The Deputy PM said that salary reform is closely linked with administrative reform and reshuffling the political apparatus and public service agencies.
However, he pointed to the need to seek proper payment policies that suit the specific conditions of Vietnam, which requires careful calculation.
Dr. Jinho Jeong from the Korea Labour Institute held that it is necessary to consider the complication of tasks and level of responsibility along with price and living costs in deciding salary levels in public sector, to ensure salary can cover minimum standards of living.
It is crucial to consider the equality of wage between State-owned and private sectors, he said.
Meanwhile, Director of the International Labour Organisation’s Office in Vietnam Changhee Lee said that the salary system in Vietnam’s public sector is confusing, such as a person in a higher position may have lower salary than some subordinates.
He asserted that the application of wage coefficient makes it difficult for the adjustments of salary in a regular and orderly manner in public sector. At the same time, there are too many types of supplementary allowance, he added.
Changhee Lee recommended that along with change in the salary payment policy, it is necessary to keep supplementary allowance at under 50% of the total salary package.
Economist Pham Chi Lan noted that regular spending accounts for nearly 70% of State budget spending, of which 47% is spent on salary payment.
Lan pointed out a number of challenges facing salary reform, including the mindset about the role of the State and the relations between the State, the market and society.
Irrational and overlapping allocation of functions among State agencies, a lack of transparency, poor accountability along with red tape and corruption are also among barriers to salary policy reform, stressed Lan.
She added that the current system of recruitment, salary payment, promotion and dismissing of public servants does not create necessary pressure and motivation for salary reform.

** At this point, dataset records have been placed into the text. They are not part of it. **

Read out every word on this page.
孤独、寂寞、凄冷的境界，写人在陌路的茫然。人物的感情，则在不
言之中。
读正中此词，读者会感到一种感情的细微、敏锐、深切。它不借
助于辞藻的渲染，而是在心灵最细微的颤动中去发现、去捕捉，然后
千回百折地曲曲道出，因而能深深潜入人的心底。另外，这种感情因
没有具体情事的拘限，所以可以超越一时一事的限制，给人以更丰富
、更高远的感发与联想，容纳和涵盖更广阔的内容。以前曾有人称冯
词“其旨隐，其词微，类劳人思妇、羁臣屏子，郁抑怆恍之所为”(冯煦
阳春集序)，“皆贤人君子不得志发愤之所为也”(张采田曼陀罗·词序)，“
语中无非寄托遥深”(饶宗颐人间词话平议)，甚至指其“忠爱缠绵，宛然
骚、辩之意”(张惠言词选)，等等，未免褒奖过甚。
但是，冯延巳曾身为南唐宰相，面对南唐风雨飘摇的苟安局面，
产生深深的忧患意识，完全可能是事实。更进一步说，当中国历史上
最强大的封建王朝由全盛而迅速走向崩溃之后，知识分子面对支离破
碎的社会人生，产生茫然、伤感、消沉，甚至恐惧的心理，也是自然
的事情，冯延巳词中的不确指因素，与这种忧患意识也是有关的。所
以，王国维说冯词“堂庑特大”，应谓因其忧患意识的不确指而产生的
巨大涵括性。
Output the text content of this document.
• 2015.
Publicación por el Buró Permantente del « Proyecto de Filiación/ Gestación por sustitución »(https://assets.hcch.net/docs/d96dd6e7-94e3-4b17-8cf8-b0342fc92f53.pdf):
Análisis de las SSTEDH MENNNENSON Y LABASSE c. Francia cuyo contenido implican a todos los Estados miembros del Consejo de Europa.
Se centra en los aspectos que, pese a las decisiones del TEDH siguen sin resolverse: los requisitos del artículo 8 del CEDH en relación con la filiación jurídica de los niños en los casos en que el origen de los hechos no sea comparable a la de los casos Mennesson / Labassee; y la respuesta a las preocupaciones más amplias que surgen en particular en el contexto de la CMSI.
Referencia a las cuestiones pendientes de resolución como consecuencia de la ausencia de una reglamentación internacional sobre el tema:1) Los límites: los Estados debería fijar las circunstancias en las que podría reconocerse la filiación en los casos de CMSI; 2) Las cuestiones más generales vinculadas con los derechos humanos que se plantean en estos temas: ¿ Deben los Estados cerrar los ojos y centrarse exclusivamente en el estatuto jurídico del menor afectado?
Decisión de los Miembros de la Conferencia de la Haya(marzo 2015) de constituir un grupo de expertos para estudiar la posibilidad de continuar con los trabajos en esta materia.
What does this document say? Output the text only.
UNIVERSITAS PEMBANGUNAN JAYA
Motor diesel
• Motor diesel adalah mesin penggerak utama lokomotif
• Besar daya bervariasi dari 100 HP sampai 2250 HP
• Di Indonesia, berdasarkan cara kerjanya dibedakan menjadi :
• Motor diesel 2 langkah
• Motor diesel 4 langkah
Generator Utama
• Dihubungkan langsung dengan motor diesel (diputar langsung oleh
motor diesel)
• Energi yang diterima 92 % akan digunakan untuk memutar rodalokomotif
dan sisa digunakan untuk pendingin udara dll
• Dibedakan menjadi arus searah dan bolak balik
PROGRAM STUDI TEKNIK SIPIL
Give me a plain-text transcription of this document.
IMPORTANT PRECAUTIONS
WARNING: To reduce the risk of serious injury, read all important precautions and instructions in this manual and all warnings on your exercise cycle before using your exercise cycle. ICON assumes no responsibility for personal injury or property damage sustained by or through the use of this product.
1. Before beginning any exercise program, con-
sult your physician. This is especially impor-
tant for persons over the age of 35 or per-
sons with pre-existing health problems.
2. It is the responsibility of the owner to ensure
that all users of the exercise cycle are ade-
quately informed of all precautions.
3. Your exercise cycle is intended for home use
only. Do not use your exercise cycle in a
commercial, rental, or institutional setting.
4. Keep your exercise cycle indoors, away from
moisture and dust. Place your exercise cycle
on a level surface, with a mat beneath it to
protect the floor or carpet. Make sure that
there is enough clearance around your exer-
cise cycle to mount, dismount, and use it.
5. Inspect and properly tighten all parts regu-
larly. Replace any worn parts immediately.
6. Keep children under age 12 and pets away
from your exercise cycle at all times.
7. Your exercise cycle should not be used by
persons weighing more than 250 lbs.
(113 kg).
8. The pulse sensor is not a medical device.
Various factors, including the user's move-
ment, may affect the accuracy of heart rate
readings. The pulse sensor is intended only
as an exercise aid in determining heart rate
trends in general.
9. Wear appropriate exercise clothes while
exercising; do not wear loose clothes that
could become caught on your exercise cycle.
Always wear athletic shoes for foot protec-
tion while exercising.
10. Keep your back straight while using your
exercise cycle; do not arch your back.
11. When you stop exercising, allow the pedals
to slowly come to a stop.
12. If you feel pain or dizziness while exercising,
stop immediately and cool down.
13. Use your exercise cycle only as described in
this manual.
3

Concluding the discussions, Deputy PM Hue shared the specialists’ opinion that public servants’ salary must ensure minimum standards of living, and is balanced with the business sector and the market.
He also agreed on the need to switch from the use of wage coefficient to calculate salary to specific figures, and to reduce the proportion of supplementary allowance in salary package.
In the private sector, he stressed the need for maintaining minimum wage to make sure no worker is paid under the minimum amount, thus protecting vulnerable groups.